Turning a categorical variable into a set of numeric predictors is called “contrast coding”, and the topic you’re asking might be searchable via “choosing contrast coding” or “contrast coding choice”. Absent any priors, all contrast choices are mathematically identical, but in the context of Bayesian computing, some contrast coding choices are easier to think about than others (and some may change the geometry of the paramter space for easier sampling, but that’s somewhat hard to predict). For example, with a two-level variable, I like to use half-sum contrasts where the first contrast is an intercept (mean-across-conditions, something I usually have decent prior on but don’t really care much about inferentially) and the second contrast is the difference between conditions (something I usually have less prior information on but do care quite a bit about inferentially). With more than 2 conditions there are a variety of contrast options. Take a look here and really just go with whatever helps you create the most meaningful-to-you priors.

9 Likes

That’s how you do it. If you’re using rstan, (or, just using R in general to prep the data), you can specify which contrasts your factor variable should use (sum, treatment, helmert, others are available; sum and ‘treatment’ [aka, dummy-coding] are the most common). E.g., contrasts(mydata$myfactor) <- contr.sum(4); then you can use model.matrix(outcome ~ myfactor, mydata) to create a design matrix. You can then feed that design matrix into stan.
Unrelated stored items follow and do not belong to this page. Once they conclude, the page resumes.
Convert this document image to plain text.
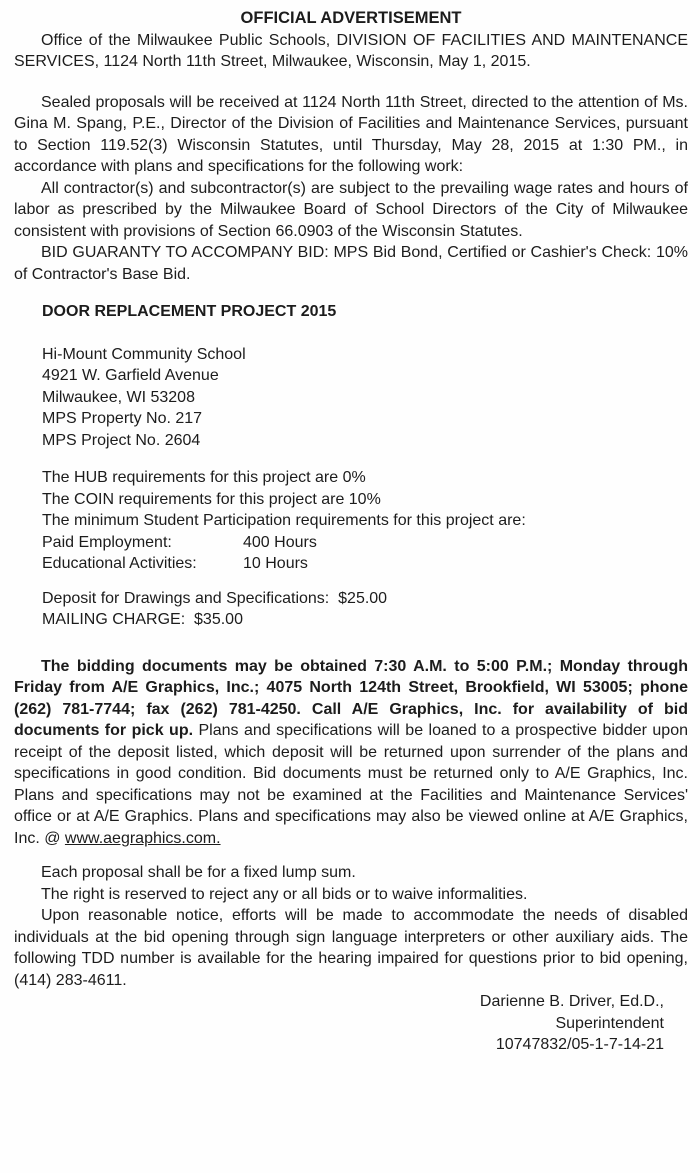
OFFICIAL ADVERTISEMENT

Office of the Milwaukee Public Schools, DIVISION OF FACILITIES AND MAINTENANCE SERVICES, 1124 North 11th Street, Milwaukee, Wisconsin, May 1, 2015.

Sealed proposals will be received at 1124 North 11th Street, directed to the attention of Ms. Gina M. Spang, P.E., Director of the Division of Facilities and Maintenance Services, pursuant to Section 119.52(3) Wisconsin Statutes, until Thursday, May 28, 2015 at 1:30 PM., in accordance with plans and specifications for the following work:

All contractor(s) and subcontractor(s) are subject to the prevailing wage rates and hours of labor as prescribed by the Milwaukee Board of School Directors of the City of Milwaukee consistent with provisions of Section 66.0903 of the Wisconsin Statutes.

BID GUARANTY TO ACCOMPANY BID: MPS Bid Bond, Certified or Cashier's Check: 10% of Contractor's Base Bid.

DOOR REPLACEMENT PROJECT 2015

Hi-Mount Community School

4921 W. Garfield Avenue

Milwaukee, WI 53208

MPS Property No. 217

MPS Project No. 2604

The HUB requirements for this project are 0%

The COIN requirements for this project are 10%

The minimum Student Participation requirements for this project are:

Paid Employment:	400 Hours

Educational Activities:	10 Hours

Deposit for Drawings and Specifications:  $25.00

MAILING CHARGE:  $35.00

The bidding documents may be obtained 7:30 A.M. to 5:00 P.M.; Monday through Friday from A/E Graphics, Inc.; 4075 North 124th Street, Brookfield, WI 53005; phone (262) 781-7744; fax (262) 781-4250. Call A/E Graphics, Inc. for availability of bid documents for pick up. Plans and specifications will be loaned to a prospective bidder upon receipt of the deposit listed, which deposit will be returned upon surrender of the plans and specifications in good condition. Bid documents must be returned only to A/E Graphics, Inc. Plans and specifications may not be examined at the Facilities and Maintenance Services' office or at A/E Graphics. Plans and specifications may also be viewed online at A/E Graphics, Inc. @ www.aegraphics.com.

Each proposal shall be for a fixed lump sum.

The right is reserved to reject any or all bids or to waive informalities.

Upon reasonable notice, efforts will be made to accommodate the needs of disabled individuals at the bid opening through sign language interpreters or other auxiliary aids. The following TDD number is available for the hearing impaired for questions prior to bid opening, (414) 283-4611.

Darienne B. Driver, Ed.D.,

Superintendent

10747832/05-1-7-14-21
I find this to be the easiest approach to constructing what you need.

2 Likes

I see - thanks a lot for the help, folks.

Hello.

Don’t we need to marginalize the categorical variables?
(and use target += … on the model section)

Do we need to marginalize the dummy variables?

No, because as posed above the model seeks inference on the influence of a categorical variable, which means we want a continuous parameter.